Abendzeitung, 26.11.2007
Wenn eine grüne Berufsjugendliche ausruft „Auch der Punker in Kreuzberg hat seine Existenzberechtigung, und sei es als Projektionsfläche der Bourgeoisie.“ zeigt dies, wohin es gehen soll. Wenn jedoch jeder sich als Projektsfläche sieht, bleibt niemand mehr, der diese Projektionsfläche finanziert. Guido Westerwelle, obwohl zwischenzeitlich auch mehr auf Entertainment aus, hatte hierzu einmal den passenden Satz parat: Es ist ihm egal, ob ein Punker arbeitet. Aber dann solle er bitte nicht den Anspruch erheben, dass er vom Staat ausgehalten wird.
Was die Grünen erreichen wollen, bleibt fraglich. Als dritte linke Partei neben SPD und Linkspartei bleibt nicht viel Raum, gerade deshalb hatte sich die Partei in ihrer fast 30jährigen Geschichte vom linksextremen Flügelrand in die Mitte bewegt und achambiert seit einiger Zeit mit der Union für eine Koalition. Das Darmstädter Echo schreibt hierzu jedoch folgerichtig: "Anstatt das liberale Milieu und die Union als Koalitions-Option zu erschließen, gefällt man sich in der Rolle einer grün eingefärbten Lafontaine-Truppe, für die der versorgende Staat das Maß aller Dinge ist." Sicher. Die Parteiführung ist nicht noch einmal abgestraft worden. Aber dies vor allem, weil sie die bereits vorher den liberalen Anspruch aufgegeben und das Programm linken Träumereien angepasst haben. Von einer politischen Führungskraft erwartet man anderes und erst recht, wenn sie den Anspruch auf eine Regierungsbeteiligung erhebt. Aber:
Die Grünen sind damit in der Opposition nicht nur angekommen. Sie haben sich dort gleich derart behaglich eingerichtet, dass sie auf absehbare Zeit wohl dort bleiben werden. Denn die Festlegung auf eine Grundsicherung ist zugleich die Absage an eine Koalition unter Beteiligung von Union oder FDP. Es bleibt folglich nur noch die Option Rot-Rot-Grün. Ob eine solche Konstellation nun überhaupt noch eine Mehrheit bekommen würde, ist zudem fraglich. Denn die Grünen steuern mit den Beschlüssen von Nürnberg genau dorthin, wo SPD und Linkspartei bereits sind.
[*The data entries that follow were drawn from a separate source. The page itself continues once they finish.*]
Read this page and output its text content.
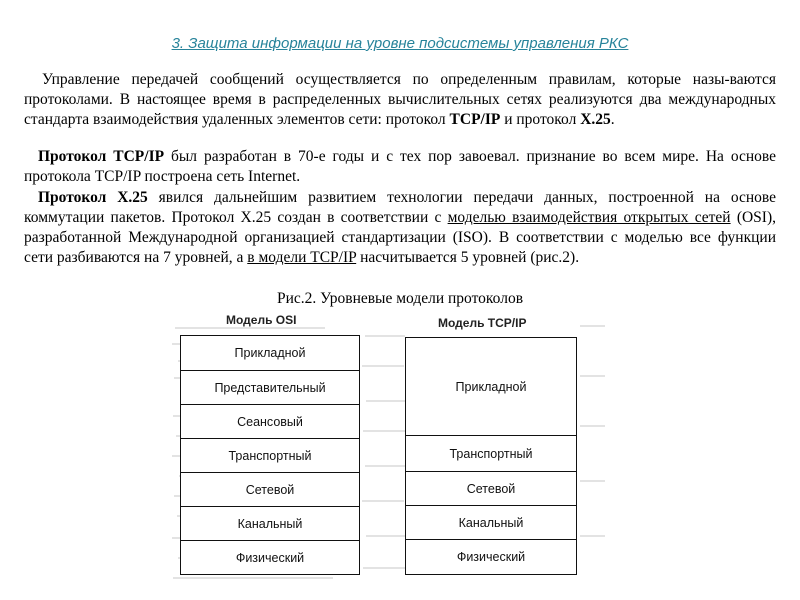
3. Защита информации на уровне подсистемы управления РКС

Управление передачей сообщений осуществляется по определенным правилам, которые назы-ваются протоколами. В настоящее время в распределенных вычислительных сетях реализуются два международных стандарта взаимодействия удаленных элементов сети: протокол TCP/IP и протокол X.25.

Протокол TCP/IP был разработан в 70-е годы и с тех пор завоевал. признание во всем мире. На основе протокола TCP/IP построена сеть Internet.

Протокол X.25 явился дальнейшим развитием технологии передачи данных, построенной на основе коммутации пакетов. Протокол X.25 создан в соответствии с моделью взаимодействия открытых сетей (OSI), разработанной Международной организацией стандартизации (ISO). В соответствии с моделью все функции сети разбиваются на 7 уровней, а в модели TCP/IP насчитывается 5 уровней (рис.2).

Рис.2. Уровневые модели протоколов
Модель OSI	Модель TCP/IP
Прикладной
Представительный
Сеансовый
Транспортный
Сетевой
Канальный
Физический
Прикладной
Транспортный
Сетевой
Канальный
Физический
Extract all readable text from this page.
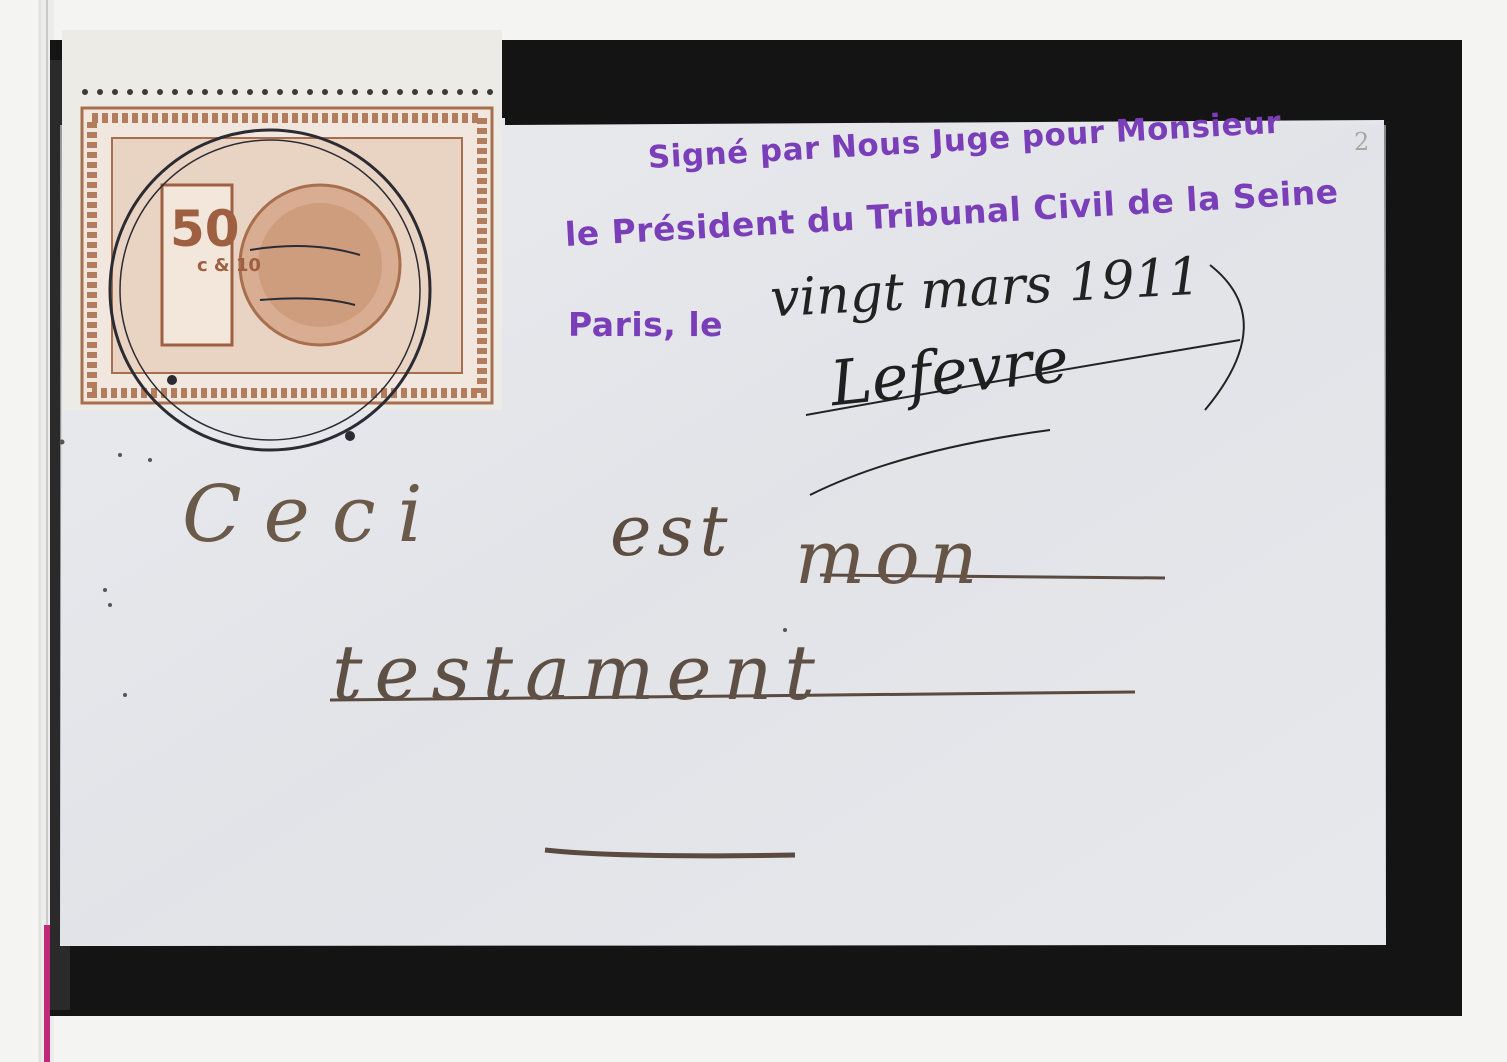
50
c & 10
Signé par Nous Juge pour Monsieur
le Président du Tribunal Civil de la Seine
Paris, le vingt mars 1911
Lefevre
Ceci est mon
testament
2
Rhein-Neckar-Zeitung, 26.11.2007
Ob dies dem deutschen Parteiensystem insgesamt gut tut, bleibt einmal dahin gestellt.

Eigentlich war man davon ausgegangen, dass der "demokratische Sozialismus" sich mit dem 9. November 1989 auf immer aus der deutschen Politik verabschiedet hatte. Nachdem die PDS zumindest begrifflich das Feld geräumt hatte, holen SPD und Grüne ihn nun wieder heraus. Die Verbindung der Begriffe "Demokratie" und "Sozialismus" ist ein Anachronismus an sich. Beide Parteien haben gezeigt, dass sie es zwischenzeitlich auch wieder sind: sie passen nicht in die Zeit!